Монологи «подпольного» и Венички направлены не только на воображаемых «других». Исповедальный дискурс предполагает присутствие «третьего», Абсолютного адресата, являющегося по определению не только «слушателем, свидетелем, судьей», но и тем, «абсолютно справедливое понимание которого предполагается либо в метафизической дали, либо в далеком историческом времени» [Бахтин, 1972, 393]. В «Записках из подполья», названных первоначально «Исповедью», предполагаемый «нададресат» сокрыт, рассеян в тексте. «Слово героя так или иначе обращено к “высшей инстанции” – Богу-Творцу. Отношение “Творец – Богозданная тварь” выстраивается в глубинные смысловые отношения героя и мира…» [Поиск смысла, 1994, 202].
Но в диалог с «подпольным» вступает сам автор. В том, что мир несовершенен и что новейшие теории обустройства не выдерживают критики, Достоевский согласен. Только, в отличие от «подпольного», считает, что первопричиной этого хаоса является столкновение своеволий: что хочу, то и делаю. Оно и разрушает общество. Зло этого мира – из-за отторжения людьми организующего духовного центра – Бога. Мир можно упорядочить, только если иррациональной природе человека придать иррациональную веру в Бога. «Подпольный» заражен трихиной опасной духовной болезни: «самоослепление заносчивого, скептического ума…» [Щенников, 1987, 106].
В исповедальном слове Веничка тоже отрицает упорядоченный мир, но упорядоченный идеологически, мир-схему социалистического общества. Он живет в мире, где случилась социальная катастрофа (от которой предостерегал Достоевский), в мире «всемства», «дерьмовом аде» социалистического абсурда и бессмыслицы, в «гнуснейшее, позорнейшее время». Здесь исчезла, деперсонифицировалась личность и живут «социальные мутанты» (В. Бачинин), а «мрак невежества все сгущается… Что-то неладное в мире. Какая-то гниль во всем королевстве, и у всех мозги набекрень» [Ерофеев, 2000, 90, 133]. Дается обобщенная характериска этого мира: «Мне нравится, что у народа моей страны глаза такие пустые и выпуклые… никакого напряжения в них. Полное отсутствие всякого смысла… Эти глаза не продадут… и ничего не купят… в годину любых испытаний и бедствий – эти глаза не сморгнут. Им все божья роса…» [Там же, 37]. Это «стадо» живет по законам «всемства».

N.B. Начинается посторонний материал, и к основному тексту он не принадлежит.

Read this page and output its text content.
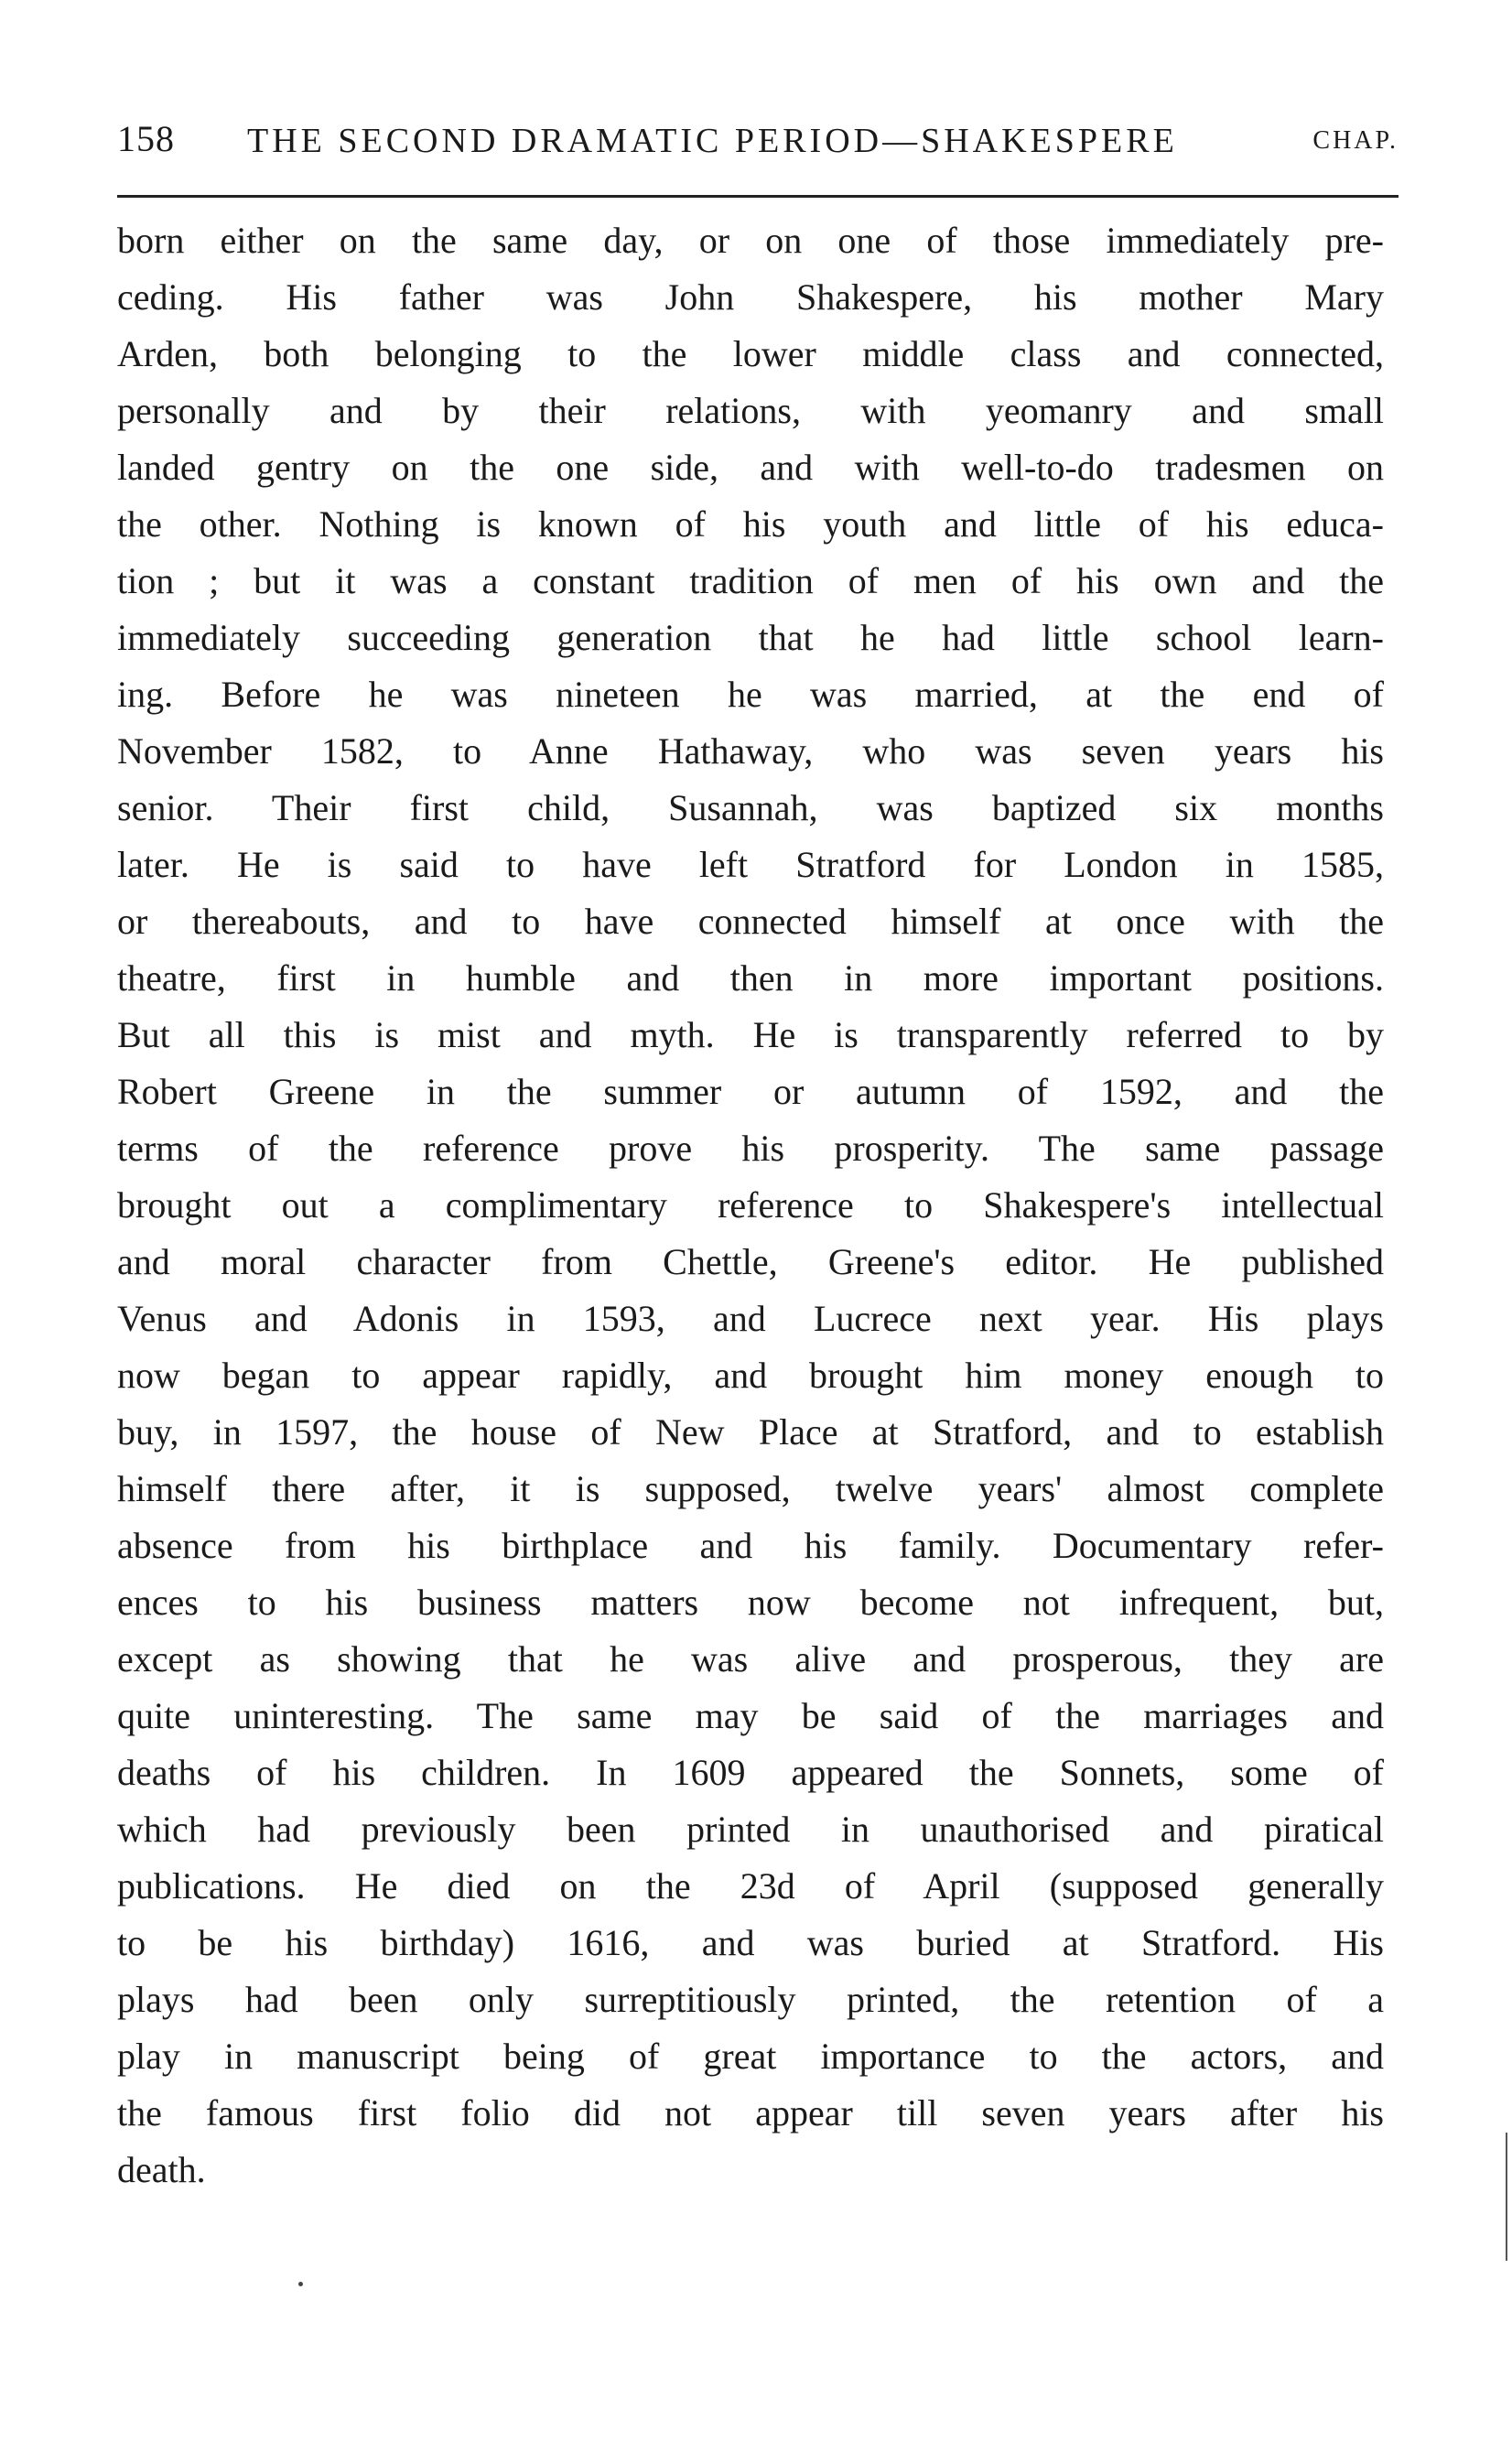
158 THE SECOND DRAMATIC PERIOD—SHAKESPERE	CHAP.
born either on the same day, or on one of those immediately pre-
ceding. His father was John Shakespere, his mother Mary
Arden, both belonging to the lower middle class and connected,
personally and by their relations, with yeomanry and small
landed gentry on the one side, and with well-to-do tradesmen on
the other. Nothing is known of his youth and little of his educa-
tion ; but it was a constant tradition of men of his own and the
immediately succeeding generation that he had little school learn-
ing. Before he was nineteen he was married, at the end of
November 1582, to Anne Hathaway, who was seven years his
senior. Their first child, Susannah, was baptized six months
later. He is said to have left Stratford for London in 1585,
or thereabouts, and to have connected himself at once with the
theatre, first in humble and then in more important positions.
But all this is mist and myth. He is transparently referred to by
Robert Greene in the summer or autumn of 1592, and the
terms of the reference prove his prosperity. The same passage
brought out a complimentary reference to Shakespere's intellectual
and moral character from Chettle, Greene's editor. He published
Venus and Adonis in 1593, and Lucrece next year. His plays
now began to appear rapidly, and brought him money enough to
buy, in 1597, the house of New Place at Stratford, and to establish
himself there after, it is supposed, twelve years' almost complete
absence from his birthplace and his family. Documentary refer-
ences to his business matters now become not infrequent, but,
except as showing that he was alive and prosperous, they are
quite uninteresting. The same may be said of the marriages and
deaths of his children. In 1609 appeared the Sonnets, some of
which had previously been printed in unauthorised and piratical
publications. He died on the 23d of April (supposed generally
to be his birthday) 1616, and was buried at Stratford. His
plays had been only surreptitiously printed, the retention of a
play in manuscript being of great importance to the actors, and
the famous first folio did not appear till seven years after his
death.
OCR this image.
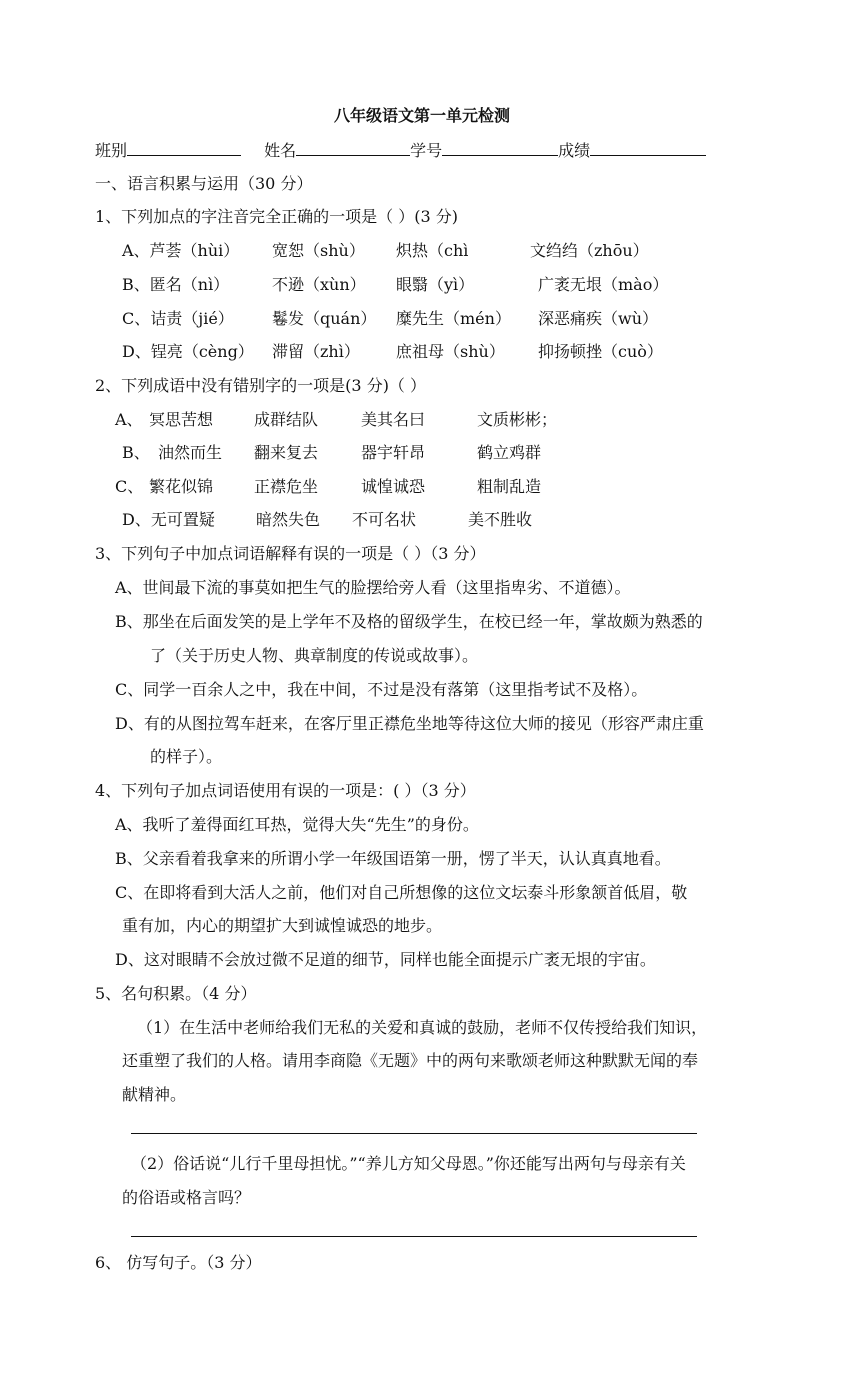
八年级语文第一单元检测
班别	姓名	学号	成绩
一、语言积累与运用（30 分）
1、下列加点的字注音完全正确的一项是（ ）(3 分)
A、芦荟（hùi） 宽恕（shù） 炽热（chì	文绉绉（zhōu）
B、匿名（nì）	不逊（xùn） 眼翳（yì）	广袤无垠（mào）
C、诘责（jié） 鬈发（quán） 糜先生（mén） 深恶痛疾（wù）
D、锃亮（cèng） 滞留（zhì） 庶祖母（shù） 抑扬顿挫（cuò）
2、下列成语中没有错别字的一项是(3 分)（ ）
A、 冥思苦想	成群结队	美其名曰	文质彬彬；
B、 油然而生 翻来复去	器宇轩昂	鹤立鸡群
C、 繁花似锦	正襟危坐	诚惶诚恐	粗制乱造
D、无可置疑	暗然失色 不可名状	美不胜收
3、下列句子中加点词语解释有误的一项是（ ）（3 分）
A、世间最下流的事莫如把生气的脸摆给旁人看（这里指卑劣、不道德）。
B、那坐在后面发笑的是上学年不及格的留级学生，在校已经一年，掌故颇为熟悉的
了（关于历史人物、典章制度的传说或故事）。
C、同学一百余人之中，我在中间，不过是没有落第（这里指考试不及格）。
D、有的从图拉驾车赶来，在客厅里正襟危坐地等待这位大师的接见（形容严肃庄重
的样子）。
4、下列句子加点词语使用有误的一项是：( ）（3 分）
A、我听了羞得面红耳热，觉得大失“先生”的身份。
B、父亲看着我拿来的所谓小学一年级国语第一册，愣了半天，认认真真地看。
C、在即将看到大活人之前，他们对自己所想像的这位文坛泰斗形象颔首低眉，敬
重有加，内心的期望扩大到诚惶诚恐的地步。
D、这对眼睛不会放过微不足道的细节，同样也能全面提示广袤无垠的宇宙。
5、名句积累。（4 分）
（1）在生活中老师给我们无私的关爱和真诚的鼓励，老师不仅传授给我们知识，
还重塑了我们的人格。请用李商隐《无题》中的两句来歌颂老师这种默默无闻的奉
献精神。
（2）俗话说“儿行千里母担忧。”“养儿方知父母恩。”你还能写出两句与母亲有关
的俗语或格言吗？
6、 仿写句子。（3 分）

«Подпольный», отказываясь от активной жизни, считает, что выгоднее «сознательная инерция». И Веничка выступает против «деятельного склада натуры» и предпочитает состояние «всеобщего малодушия» как «предиката высочайшего совершенства»: «Никаких энтузиастов, никаких подвигов, никакой одержимости! – всеобщее малодушие… это спасение от всех бед, это панацея…» [Ерофеев, 2000, 30]. «Всеобщее малодушие» – антитеза «жизни» суетящегося современного Веничке советского общества-«стада» с искаженными представлениями об идеале. Утверждая, что «все на свете должно идти медленно и неправильно», Ерофеев выступает против концепциии человека как человека нормы, т. е. «винтика» и «штифтика».
Данная позиция еще раз подчеркивает включенность ерофеевского текста в интертекстуальную игру в парадигме Достоевского.
В едином дискурсе сознания звучат голоса героев: истина для героев – подполье (у каждого свое), потому что уходом в подполье и парадоксалист, и Веничка демонстрируют свободу своего выбора. Но главная мысль поэмы Ерофеева, как и повести Достоевского, сводится к антиномичному утверждению о том, что человек в этом мире и свободен (как субъект непознаваемого сверхчувственного мира), и несвободен (как существо в мире явлений).